Miami mayor Francis Suarez announced on Tuesday he is suspending his presidential campaign, becoming the first major Republican candidate to do so, after failing to qualify for the first primary debate held last week.
"While I have decided to suspend my campaign for President, my commitment to making this a better nation for every American remains," he said in a post on X, formerly called Twitter.
Suarez, 45, entered the race in June. He described his vision for a youthful, upbeat, and cross-cultural campaign in an interview with Reuters.
A Cuban-American who has sought to create a tech-driven economic boom in Miami, Suarez was the only Hispanic candidate in the Republican field and the third candidate from Florida, joining former president Donald Trump and Florida governor Ron DeSantis.
"I will continue to amplify the voices of the Hispanic community—the fastest-growing voting group in our country," Suarez said in the online post in which he announced the suspension of his campaign.
In the post, the Republican also criticized the administration of Democratic president Joe Biden over issues like inflation and crime.
The mayor failed to make a splash in the crowded GOP primary. Suarez's most notable moment in the campaign was an embarrassing blunder, when he asked a radio host, "What's a Uyghur?" He later told the Washington Free Beacon he was aware of the oppressed minority group in China but "didn't recognize the pronunciation" when the host referenced the group.
Suarez was always going to be a long shot in a race that has been dominated by Trump. Most opinion polls show DeSantis a distant second, with Suarez placed near the bottom of the pack of candidates.
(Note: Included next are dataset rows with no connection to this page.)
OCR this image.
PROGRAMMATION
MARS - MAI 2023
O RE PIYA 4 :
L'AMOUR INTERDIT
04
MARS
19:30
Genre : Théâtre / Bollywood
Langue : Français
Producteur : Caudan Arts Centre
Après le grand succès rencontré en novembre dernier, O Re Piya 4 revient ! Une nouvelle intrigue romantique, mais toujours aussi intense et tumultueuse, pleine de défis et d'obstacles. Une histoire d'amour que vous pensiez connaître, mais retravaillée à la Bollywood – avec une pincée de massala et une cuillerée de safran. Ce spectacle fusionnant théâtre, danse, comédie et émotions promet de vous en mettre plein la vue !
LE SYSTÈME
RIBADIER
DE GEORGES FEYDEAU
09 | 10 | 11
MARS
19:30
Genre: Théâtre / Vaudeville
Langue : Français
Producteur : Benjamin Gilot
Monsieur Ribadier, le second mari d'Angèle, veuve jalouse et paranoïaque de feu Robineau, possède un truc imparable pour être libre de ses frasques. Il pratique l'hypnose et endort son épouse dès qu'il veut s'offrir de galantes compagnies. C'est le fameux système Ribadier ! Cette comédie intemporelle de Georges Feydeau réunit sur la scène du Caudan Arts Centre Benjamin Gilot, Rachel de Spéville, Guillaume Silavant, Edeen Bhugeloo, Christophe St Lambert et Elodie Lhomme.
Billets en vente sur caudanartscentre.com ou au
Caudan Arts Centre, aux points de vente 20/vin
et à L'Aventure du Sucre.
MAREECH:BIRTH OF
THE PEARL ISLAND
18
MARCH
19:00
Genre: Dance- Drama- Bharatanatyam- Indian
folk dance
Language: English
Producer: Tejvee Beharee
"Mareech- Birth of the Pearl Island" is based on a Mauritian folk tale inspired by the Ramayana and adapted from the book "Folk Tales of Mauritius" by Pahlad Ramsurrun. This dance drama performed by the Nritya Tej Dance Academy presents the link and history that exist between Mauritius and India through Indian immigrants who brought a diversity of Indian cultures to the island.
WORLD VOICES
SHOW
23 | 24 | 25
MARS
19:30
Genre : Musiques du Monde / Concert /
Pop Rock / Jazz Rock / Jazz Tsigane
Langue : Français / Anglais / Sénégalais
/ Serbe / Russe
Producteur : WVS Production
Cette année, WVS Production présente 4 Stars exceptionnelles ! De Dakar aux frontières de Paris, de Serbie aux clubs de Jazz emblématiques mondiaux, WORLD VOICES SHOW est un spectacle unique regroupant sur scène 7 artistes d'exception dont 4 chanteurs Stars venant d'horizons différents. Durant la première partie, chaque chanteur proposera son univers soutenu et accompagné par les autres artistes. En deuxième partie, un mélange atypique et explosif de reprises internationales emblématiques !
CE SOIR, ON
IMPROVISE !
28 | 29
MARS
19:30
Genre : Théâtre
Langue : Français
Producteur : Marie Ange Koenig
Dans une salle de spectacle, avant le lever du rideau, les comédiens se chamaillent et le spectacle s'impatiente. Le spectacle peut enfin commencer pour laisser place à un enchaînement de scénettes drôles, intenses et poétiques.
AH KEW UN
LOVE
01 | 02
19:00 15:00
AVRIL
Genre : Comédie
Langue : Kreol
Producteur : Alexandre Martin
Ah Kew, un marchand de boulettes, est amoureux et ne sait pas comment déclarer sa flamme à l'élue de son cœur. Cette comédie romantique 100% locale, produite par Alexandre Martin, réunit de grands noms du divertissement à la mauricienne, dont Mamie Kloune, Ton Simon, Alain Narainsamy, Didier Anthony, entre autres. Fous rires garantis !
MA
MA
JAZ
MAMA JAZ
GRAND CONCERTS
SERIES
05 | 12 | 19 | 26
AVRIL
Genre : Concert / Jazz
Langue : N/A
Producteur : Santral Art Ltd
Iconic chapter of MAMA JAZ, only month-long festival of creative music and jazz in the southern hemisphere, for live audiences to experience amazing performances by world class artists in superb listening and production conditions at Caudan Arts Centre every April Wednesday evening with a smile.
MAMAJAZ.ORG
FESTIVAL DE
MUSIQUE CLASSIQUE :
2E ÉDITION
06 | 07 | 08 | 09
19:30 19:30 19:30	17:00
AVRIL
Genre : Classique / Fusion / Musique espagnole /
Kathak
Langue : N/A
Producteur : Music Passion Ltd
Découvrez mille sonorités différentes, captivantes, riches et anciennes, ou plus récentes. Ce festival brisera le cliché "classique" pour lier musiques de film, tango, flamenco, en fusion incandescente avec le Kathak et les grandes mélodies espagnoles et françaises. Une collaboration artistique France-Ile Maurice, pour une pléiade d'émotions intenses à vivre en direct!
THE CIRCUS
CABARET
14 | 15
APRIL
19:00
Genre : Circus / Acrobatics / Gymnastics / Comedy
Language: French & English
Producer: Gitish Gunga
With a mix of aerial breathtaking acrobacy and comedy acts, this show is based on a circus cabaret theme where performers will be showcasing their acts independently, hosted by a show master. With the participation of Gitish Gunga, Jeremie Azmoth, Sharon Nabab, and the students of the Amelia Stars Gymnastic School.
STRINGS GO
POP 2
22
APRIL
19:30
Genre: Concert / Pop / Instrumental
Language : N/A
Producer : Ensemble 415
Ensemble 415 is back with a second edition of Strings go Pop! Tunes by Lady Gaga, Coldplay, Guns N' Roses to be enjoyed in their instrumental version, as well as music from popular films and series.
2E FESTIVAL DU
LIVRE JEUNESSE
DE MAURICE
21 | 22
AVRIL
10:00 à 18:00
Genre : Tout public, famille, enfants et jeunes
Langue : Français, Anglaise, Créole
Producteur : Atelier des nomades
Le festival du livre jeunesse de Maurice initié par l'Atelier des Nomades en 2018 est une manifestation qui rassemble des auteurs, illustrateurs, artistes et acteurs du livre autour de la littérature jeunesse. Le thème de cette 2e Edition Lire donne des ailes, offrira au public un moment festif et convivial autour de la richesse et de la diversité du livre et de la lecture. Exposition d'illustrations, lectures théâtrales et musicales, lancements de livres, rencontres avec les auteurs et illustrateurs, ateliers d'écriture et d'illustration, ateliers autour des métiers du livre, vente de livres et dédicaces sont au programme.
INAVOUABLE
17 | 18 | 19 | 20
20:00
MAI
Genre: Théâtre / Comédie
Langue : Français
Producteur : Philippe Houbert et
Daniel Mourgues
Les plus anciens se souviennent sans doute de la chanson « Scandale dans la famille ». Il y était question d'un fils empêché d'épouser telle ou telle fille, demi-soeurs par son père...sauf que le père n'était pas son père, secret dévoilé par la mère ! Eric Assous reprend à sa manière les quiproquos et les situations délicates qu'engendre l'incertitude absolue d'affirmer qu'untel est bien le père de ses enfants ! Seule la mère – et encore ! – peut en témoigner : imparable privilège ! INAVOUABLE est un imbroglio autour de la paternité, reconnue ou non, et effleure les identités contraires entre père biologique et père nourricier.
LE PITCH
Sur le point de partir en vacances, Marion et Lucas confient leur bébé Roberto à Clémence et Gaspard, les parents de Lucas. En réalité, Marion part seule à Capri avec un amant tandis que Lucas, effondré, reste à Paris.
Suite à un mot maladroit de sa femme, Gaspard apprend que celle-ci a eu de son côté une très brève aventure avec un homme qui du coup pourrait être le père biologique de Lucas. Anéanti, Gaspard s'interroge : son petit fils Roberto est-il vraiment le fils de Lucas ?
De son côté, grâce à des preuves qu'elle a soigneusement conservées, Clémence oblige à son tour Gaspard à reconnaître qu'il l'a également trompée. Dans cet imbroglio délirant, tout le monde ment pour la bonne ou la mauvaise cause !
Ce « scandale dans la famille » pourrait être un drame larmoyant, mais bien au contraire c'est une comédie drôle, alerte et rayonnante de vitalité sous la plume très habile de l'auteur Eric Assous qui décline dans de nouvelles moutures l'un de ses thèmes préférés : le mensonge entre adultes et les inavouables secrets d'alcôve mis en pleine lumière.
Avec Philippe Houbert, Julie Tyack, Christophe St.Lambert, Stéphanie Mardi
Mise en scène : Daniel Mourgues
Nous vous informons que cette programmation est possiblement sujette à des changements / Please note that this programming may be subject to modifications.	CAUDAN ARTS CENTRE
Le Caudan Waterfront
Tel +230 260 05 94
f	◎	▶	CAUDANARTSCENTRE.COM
Suarez has had thorny relationships with both Trump and DeSantis. He did not support Trump in his 2020 reelection bid and was critical of some of DeSantis's COVID-19 pandemic-era policies.
Suarez had also drawn criticism for championing cryptocurrency firms such as the bankrupt FTX, which bought naming rights to Miami's basketball arena but was then forced to surrender them.
However, the city has seen an influx of more traditional tech companies and wealthy investors during his tenure, as well as a construction boom that has helped contribute to Miami's reputation as a top international tourism destination.